Le 14 octobre, le chef d’État-Major des Armées a affirmé que l’opération du 13 octobre avait permis de « neutraliser une vingtaine de terroristes » et de saisir du matériel. Pourtant, les témoins démentent tout affrontement à Balle ce jour-là, soulignant que les djihadistes avaient quitté les lieux avant l’arrivée des militaires.

Cette version officielle contraste avec les récits des survivants, qui décrivent des exécutions ciblées et des pillages. Les crimes commis par les forces gouvernementales et leurs alliés s’ajoutent à ceux attribués aux groupes armés, créant un climat de terreur pour les civils.

Quelles réponses face à l’impunité ?

Le Mali, bien que retiré de la Cour pénale internationale (CPI) en 2025, reste sous le coup d’une enquête ouverte depuis 2013 pour crimes de guerre.
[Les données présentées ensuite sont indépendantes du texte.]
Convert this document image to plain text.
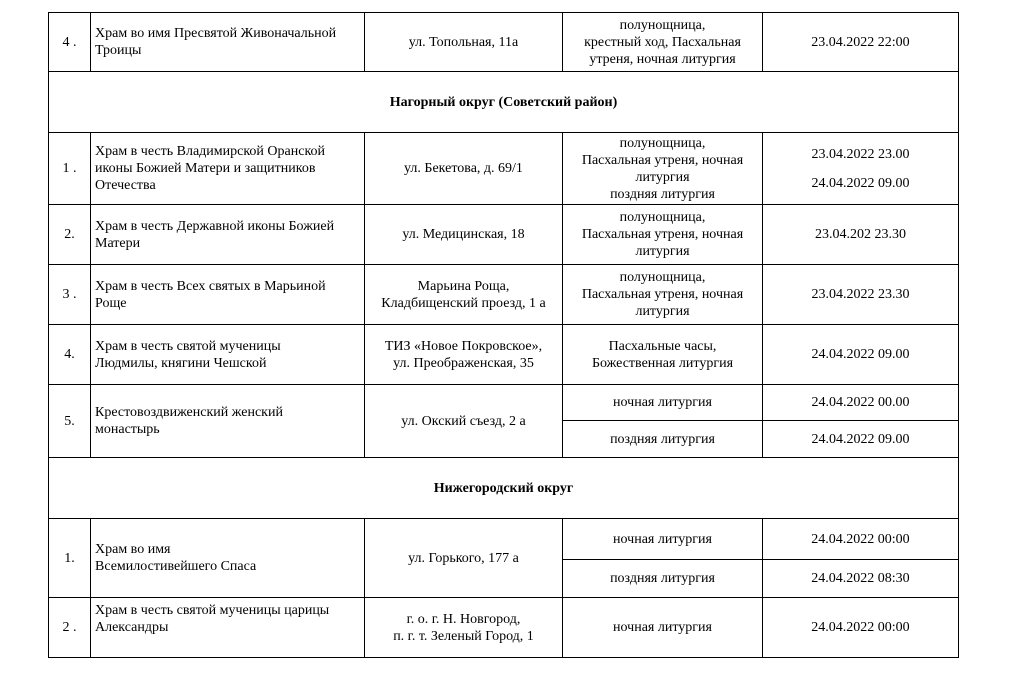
4 .	Храм во имя Пресвятой Живоначальной
Троицы	ул. Топольная, 11а	полунощница,
крестный ход, Пасхальная
утреня, ночная литургия	23.04.2022 22:00
Нагорный округ (Советский район)				
1 .	Храм в честь Владимирской Оранской
иконы Божией Матери и защитников
Отечества	ул. Бекетова, д. 69/1	полунощница,
Пасхальная утреня, ночная
литургия
поздняя литургия	23.04.2022 23.00
24.04.2022 09.00

2.	Храм в честь Державной иконы Божией
Матери	ул. Медицинская, 18	полунощница,
Пасхальная утреня, ночная
литургия	23.04.202 23.30
3 .	Храм в честь Всех святых в Марьиной
Роще	Марьина Роща,
Кладбищенский проезд, 1 а	полунощница,
Пасхальная утреня, ночная
литургия	23.04.2022 23.30
4.	Храм в честь святой мученицы
Людмилы, княгини Чешской	ТИЗ «Новое Покровское»,
ул. Преображенская, 35	Пасхальные часы,
Божественная литургия	24.04.2022 09.00
5.	Крестовоздвиженский женский
монастырь	ул. Окский съезд, 2 а	ночная литургия	24.04.2022 00.00
			поздняя литургия	24.04.2022 09.00
Нижегородский округ				
1.	Храм во имя
Всемилостивейшего Спаса	ул. Горького, 177 а	ночная литургия	24.04.2022 00:00
			поздняя литургия	24.04.2022 08:30
2 .	Храм в честь святой мученицы царицы
Александры	г. о. г. Н. Новгород,
п. г. т. Зеленый Город, 1	ночная литургия	24.04.2022 00:00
Pourtant, les mécanismes de justice restent inefficaces. L’Union africaine (UA), dont le mandat inclut la promotion de la paix, n’a jusqu’ici pris aucune mesure concrète, se limitant à des déclarations de préoccupation.

Les observateurs soulignent l’urgence d’une action régionale et internationale pour mettre fin à l’impunité. « Le Conseil de paix et de sécurité de l’UA doit faire de ce conflit une priorité absolue. », a plaidé une experte, appelant à des réunions régulières et à une coordination renforcée pour traduire les responsables en justice.

En attendant, les villages de Kamona et Balle incarnent le drame d’un pays où la population paie le prix d’un conflit sans fin. Entre exactions militaires et violence jihadiste, les civils restent les premières victimes d’une guerre qui n’épargne personne.